According to the Infobank Institute, this is not only the responsibility of investors, but more importantly, the responsibility of regulators (OJK, IDX) and policymakers (government, DPR). However, at the very least, investors, especially retail investors, need to radically diversify.

Of course, don’t get caught up in stocks that are in the news. Look for value in undervalued stocks in other fundamental sectors (health, wet consumption, non-import infrastructure).

Invest based on fundamental analysis, not trends. This goes back to the basics of company analysis: governance, financial reports, and independent business prospects.

The JCI should be used as a reference only, not as a god. This means understanding the composition of the index. Realize that a rising JCI does not mean that your portfolio must follow suit.

In line with this, regulators need to continue to deepen the market. For example, the OJK and IDX must aggressively encourage companies from the non-conglomerate middle sector to go public. This includes the technology and services sectors. Of course, this requires incentives and facilities.
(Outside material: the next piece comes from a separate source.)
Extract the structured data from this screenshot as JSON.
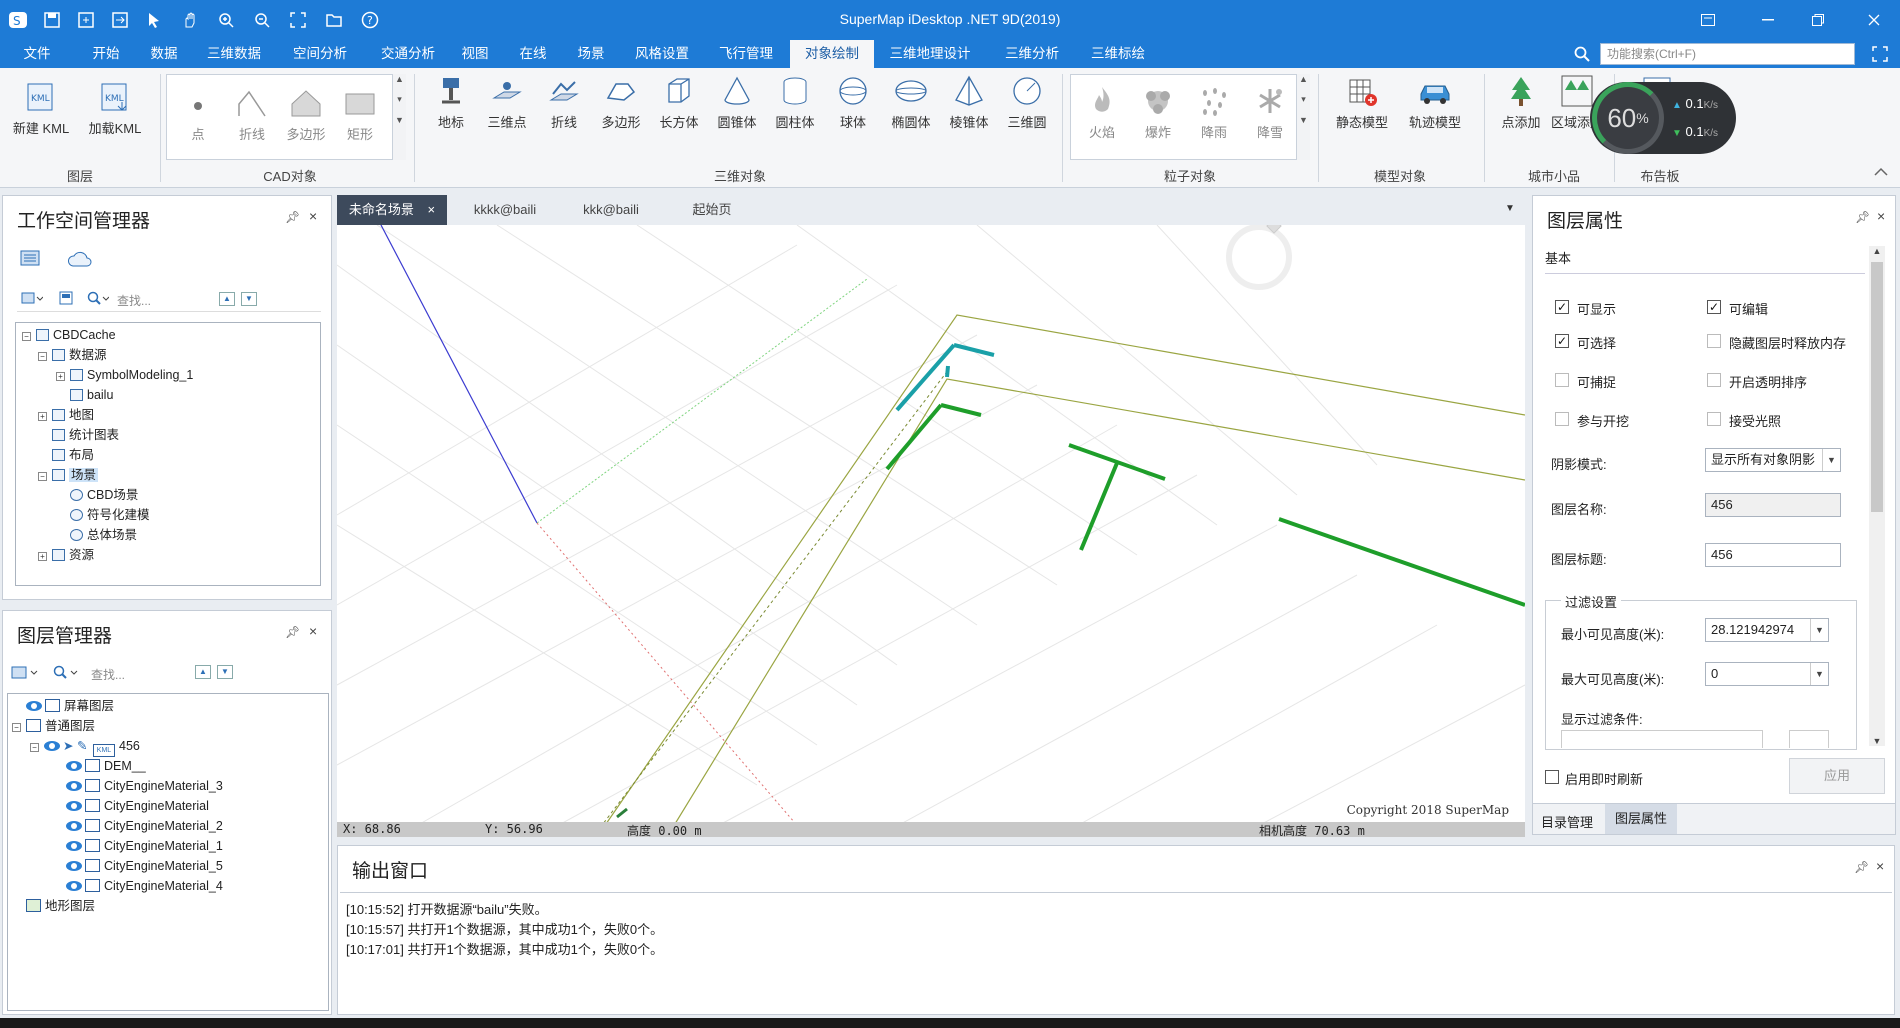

Finally, the blue report card for the capital market is certainly appreciated. However, it must be acknowledged that the Indonesian capital market is at a crossroads. On the one hand, it can become an engine of capital democratization and innovation funding for equitable growth. On the other hand, it can remain a blueprint for renewed oligarchic wealth. The recent increase in the Jakarta Composite Index (IHSG) reflects the latter.

We need the courage to carry out structural reforms in the capital market. Not to bring down conglomerates, but to create a level playing field. And, ultimately, the growth of the capital market will truly represent the rise of the national economy.

Not just from the rustling of the coffers of a handful of elites. A capital market supported only by a handful of conglomerates poses a latent danger that investors need to be aware of. Especially with a price-earnings ratio (PER) of thousands of times. Be careful.